What about the options for taxpayers who are so eager to reduce their heirs’ tax burden that they are considering ending their lives? Three states—Oregon, Washington and Montana—allow versions of the practice. Oregon’s law took effect in 1997 and Washington enacted a similar one in 2009. Montana’s Supreme Court recently ruled that nothing in the state constitution prohibited doctors aiding patients with dying, but voters haven’t yet specifically authorized it.
Still, states strongly discourage what’s becoming known as “suicide tourism” with elaborate residency and documentation requirements.
Similarly, some countries, such as Switzerland and the Netherlands, have long allowed physicians to aid patients in dying.
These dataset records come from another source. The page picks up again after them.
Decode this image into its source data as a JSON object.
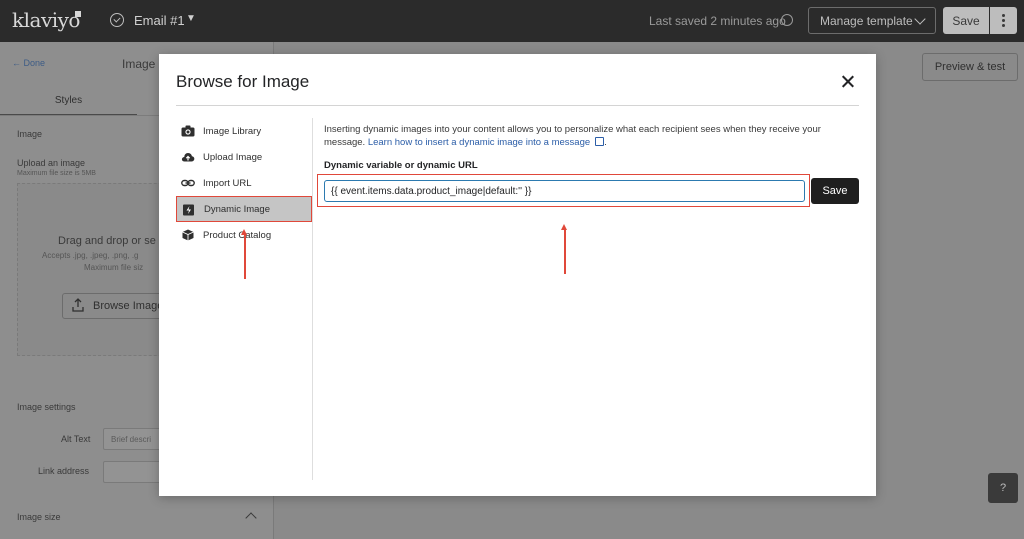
{
  "topbar": {
    "logo": "klaviyo",
    "email_name": "Email #1",
    "last_saved": "Last saved 2 minutes ago",
    "manage_template": "Manage template",
    "save": "Save"
  },
  "left_panel": {
    "done": "Done",
    "title": "Image",
    "tab_styles": "Styles",
    "section_image": "Image",
    "upload_label": "Upload an image",
    "upload_sub": "Maximum file size is 5MB",
    "drag_text": "Drag and drop or se",
    "accepts_text": "Accepts .jpg, .jpeg, .png, .g",
    "maxfile_text": "Maximum file siz",
    "browse_button": "Browse Image",
    "image_settings": "Image settings",
    "alt_text_label": "Alt Text",
    "alt_text_placeholder": "Brief descri",
    "link_address_label": "Link address",
    "image_size": "Image size"
  },
  "right_area": {
    "preview_test": "Preview & test",
    "help": "?"
  },
  "modal": {
    "title": "Browse for Image",
    "nav": [
      {
        "label": "Image Library",
        "icon": "camera-icon"
      },
      {
        "label": "Upload Image",
        "icon": "cloud-upload-icon"
      },
      {
        "label": "Import URL",
        "icon": "link-icon"
      },
      {
        "label": "Dynamic Image",
        "icon": "dynamic-image-icon"
      },
      {
        "label": "Product Catalog",
        "icon": "box-icon"
      }
    ],
    "active_nav": "Dynamic Image",
    "description": "Inserting dynamic images into your content allows you to personalize what each recipient sees when they receive your message.",
    "learn_link": "Learn how to insert a dynamic image into a message",
    "field_label": "Dynamic variable or dynamic URL",
    "field_value": "{{ event.items.data.product_image|default:'' }}",
    "save_button": "Save"
  },
  "colors": {
    "highlight": "#e0483a",
    "link": "#2c5ea8",
    "save_button": "#1f1f1f",
    "topbar": "#2b2b2b"
  }
}
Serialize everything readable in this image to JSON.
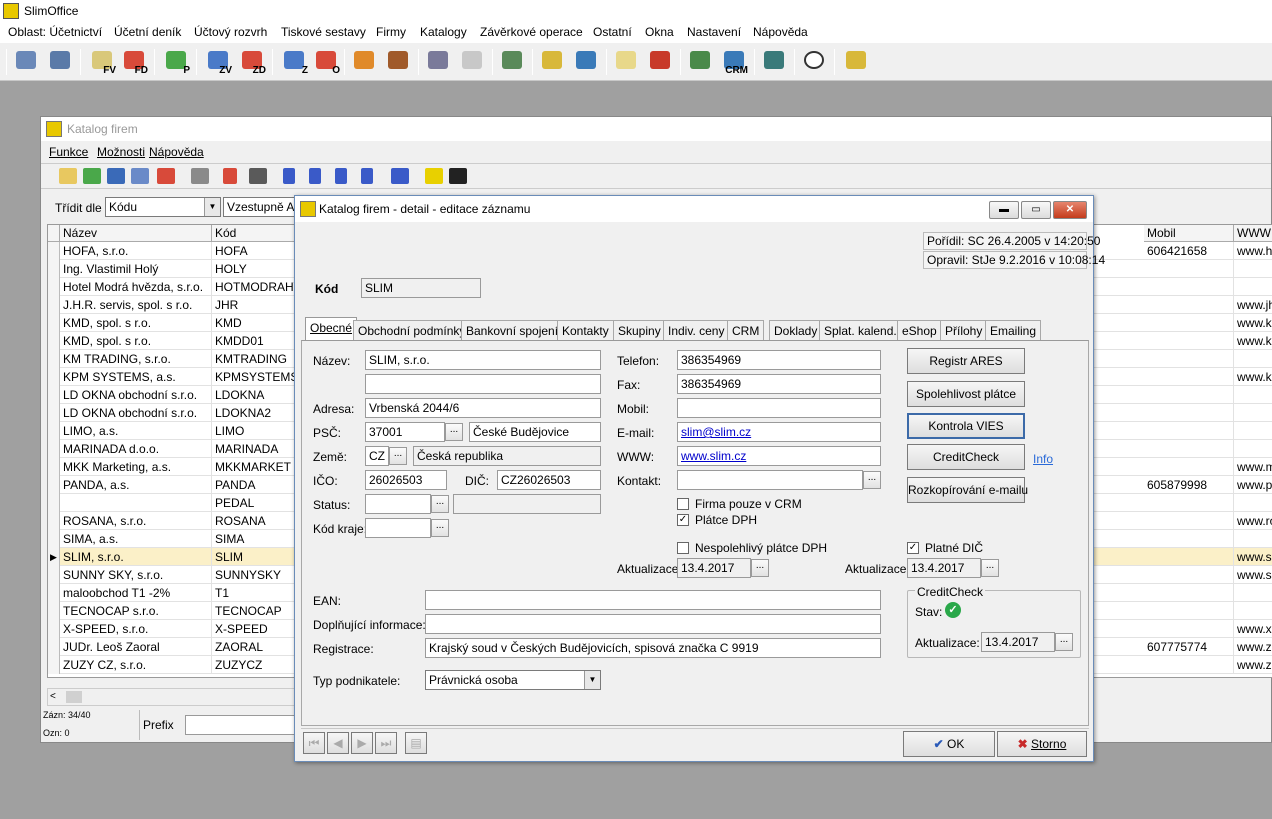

But only Switzerland extends this benefit to foreigners.
Doctors and hospice professionals, meanwhile, say moving terminally ill patients to places with so-called aid-in-dying laws is usually a bad idea because it adds stress at an already difficult time. “Many people are thinking about [the estate tax], but the truth is that committing suicide is not a normal way of ending your life,” says Porter Storey, vice president of the American Academy of Hospice and Palliative Medicine.
The uncertainty of the legislation is causing stress even for relatively healthy taxpayers like Art Nickel, who is 78 and lives in the Denver area. He owns a substantial sum in low-cost stock accumulated during a 35-year career as an IBM systems engineer. Like Mr. Sukup, he started with nothing and worked his way up, putting himself through the University of Wisconsin and serving in the Air Force.
“I plan to keep living,” Mr. Nickel says, “but I don’t know how to plan until Congress straightens this mess out.”